On March 9 came the infamous villista cross border raid into Columbus, New Mexico. The Mexicans attacked the 13th Cavalry, bringing back more than a hundred of its horses and mules, along with a heavy load of rifles and machine guns. The raiders also killed 26 civilians in Columbus.

What part did the Germans play in all this? At this point we must focus on the shadowy figure of Felix A. Sommerfeld, described by the prize-winning German historian Friedrich Katz as “one of the most interesting members of the shadowy army of agents, double agents, and lobbyists who swarmed like locusts over Mexico once the revolution had begun.”

Sommerfeld was a con man extraordinaire. Though he had fought against the revolutionary Boxers in China, he came to Mexico and convinced Madero that he was a revolutionary democrat. At the same time he was establishing close relations with the German government and certain U.S. business interests.

The latter were represented by a shady lobbyist name Sherbourne Hopkins, who was closely allied with Carranza. In what was undoubtedly a union of kindred spirits, Sherbourne befriended Sommerfeld, gave him money, and told him to go to Mexico and place himself at Carranza’s disposal. In Mexico, the fast-talking Sommerfeld so completely won Carranza’s trust that the latter delegated him to go to Chihuahua and spy on Villa.

This he did, but not for Carranza. All information gained on Villa went directly to the German government. In addition, he so ingratiated himself with Villa, that Villa game him an exclusive concession to import dynamite for his forces. For this activity, Sommerfeld pulled down a commission of 5,000 dollars a month.

In late 1915, a few months before the attack on Columbus, the U.S. Justice Department ascertained that 340,000 dollars had been paid into an account that Sommerfeld maintained in a St. Louis bank. The money came from an account in New York in the name of the German government.

Shortly after these transactions came to light, Sommerfeld closed the account. Where did the money go? Treasury sleuths learned that every penny of it had been paid to the Western Cartridge Company – arms suppliers for Villa.

When confronted by agents of the Justice Department, Sommerfeld demonstrated that he’d lost none of his gift of gab. Piously insisting that he had severed all relations with Villa after the U.S. recognized Carranza, he even sent Villa a telegram protesting the massacre of the 16 mining engineers.

At the same time, he was unable to explain why 340,000 dollars deposited in his account by the German government had ended up in the hands of Villa’s arms supplier. In addition, according to Carranza’s agents in the U.S., Sommerfeld continued to buy arms for Villa even after his interrogation by Justice Department agents.

The question inevitably arises as to who was using whom.

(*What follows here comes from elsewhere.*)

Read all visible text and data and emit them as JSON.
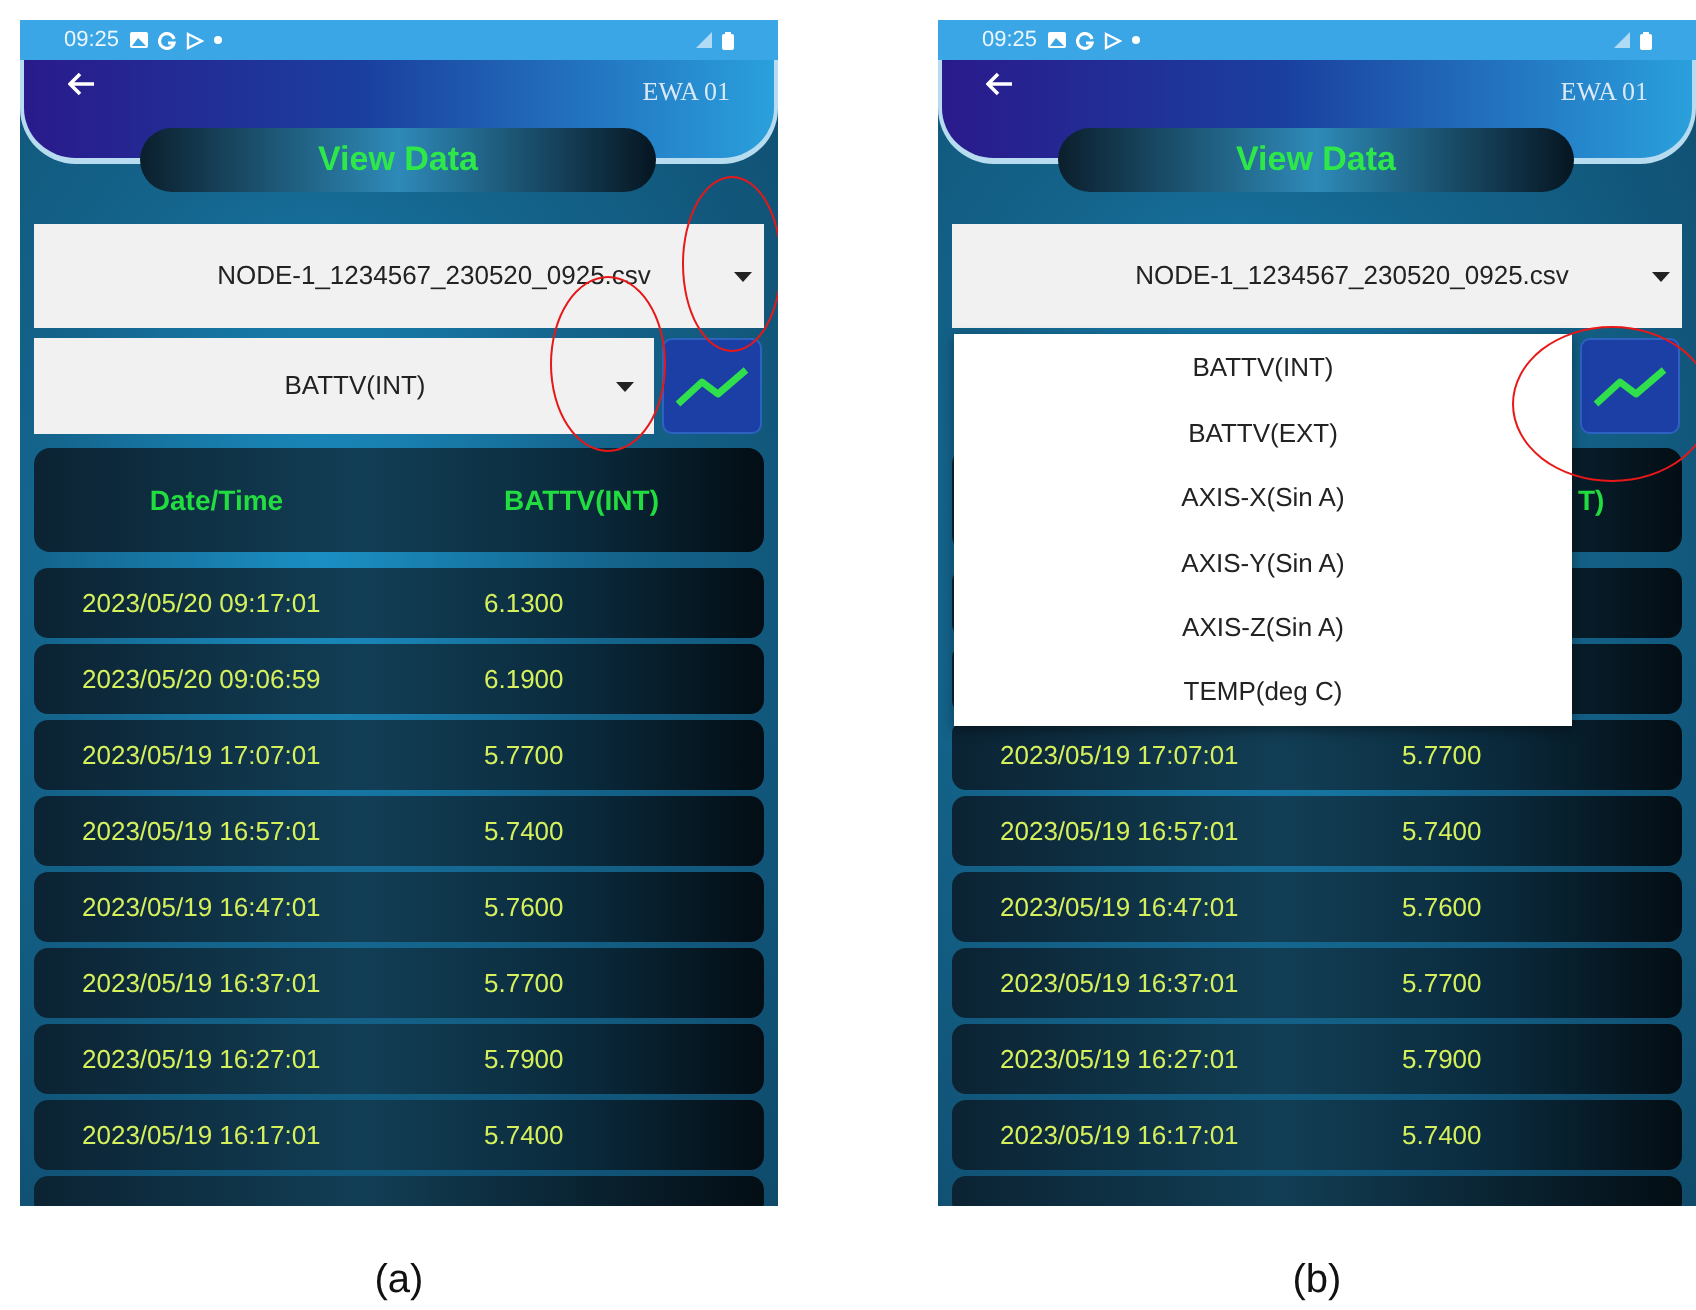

Pancho Villa was a revolutionary first and foremost and the fact that he may have received arms and financial aid from the Germans doesn’t transform him into an adherent of Kaiserism. Between the dominant Carranza-Obregón forces and the now hostile United States, Pancho Villa was in a very difficult spot. And if somebody offered to help him, he wasn’t about to require the would-be benefactor to submit to an ideological litmus test.

On at least one occasion he resisted the blandishments of the Germans. The German consul in Torreón, which Villa had recently captured, gave a lavish banquet for him and urged him to march on the Tampico oil fields.

With the capture of Tampico, German ships would land in the port and bring him money and arms. Villa appeared to consider the offer – then changed his mind and marched on Chihuahua.

In the final analysis, it appears that Pancho Villa was not so much a “German agent” – with all the sinister connotations that the term implies – as a man engaged in the age-old game of playing both ends against the middle.